Back home, the Sebi decision on lifting of restriction on P-notes comes at a time when foreign institutional investors (FIIs) have been pulling out their investments from India and other emerging markets to shore up resources to beat the global liquidity crunch. In India, FIIs sold shares worth a net Rs 8278.10 crore last month. The outflow has reached Rs 38037.30 crore in calendar year 2008 (till 3 October 2008).

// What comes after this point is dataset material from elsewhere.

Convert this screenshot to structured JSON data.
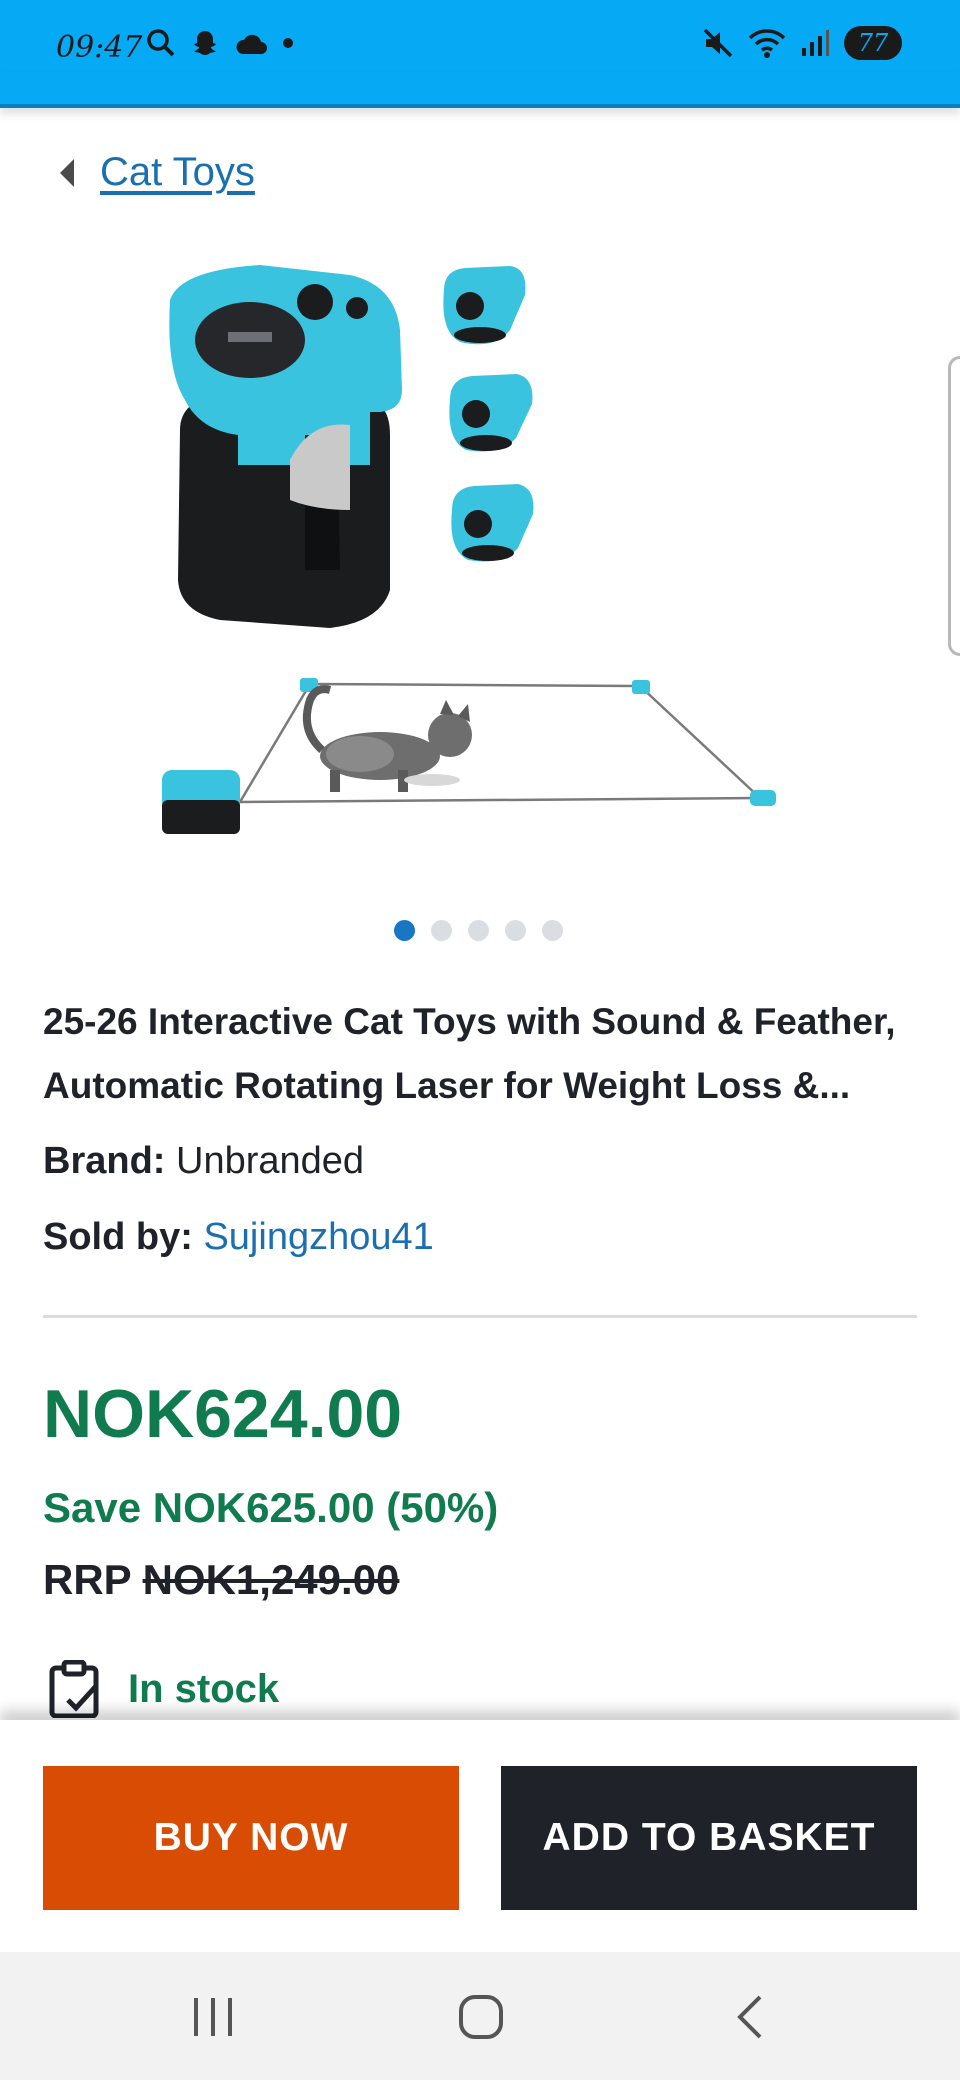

Exactly a year ago, Securities & Exchange Board of India (Sebi) had announced stringent restrictions on P-notes, totally banning fresh issue of P-notes with Indian derivatives as underlying. It had also mandated unwinding of such positions within 18 months. Sebi had also restricted issuance of P-notes in the spot segment to 40% of assets under custody. P-notes are issued by foreign institutional investors registered in India to unregistered overseas investors.

Meanwhile, with the end of third quarter of the calendar year 2008 on Tuesday, 30 September 2008, hedge fund are bracing for heavy redemption amid US financial sector crisis which has already spread to Europe. Investors in hedge funds are usually allowed to exit funds only on the final day of the financial quarter. Large-scale investor redemption in hedge funds may trigger further selling by foreign funds in India. Hedge funds mainly operate through the participatory notes route in India. However, there is no data available on the quantum of hedge funds’ investment in India.

The troubles that started with an overheated housing market in the US have infected financial markets around the world, making banks fearful of lending to other banks, let alone to businesses and consumers. That has led to worries that economies around the world might not only sputter but slide into reverse. Recently, governments across Europe rushed to prop up failing banks, while the governments of Germany, Ireland and Greece also said they would guarantee bank deposits.

Oil prices, down nearly 40% from their peak because of recession worries, climbed back to over $90 a barrel.

According to Finance Minister P Chidambaram Indian business and industry have placed India in a situation where the country can weather the global financial crisis. He counts robust revenues, exports and investment planned by Indian corporates as major positive factors which would help India through the global crisis.

The Finance Minister expects 8% GDP growth in the current financial year and 9% in financial year 2009-10.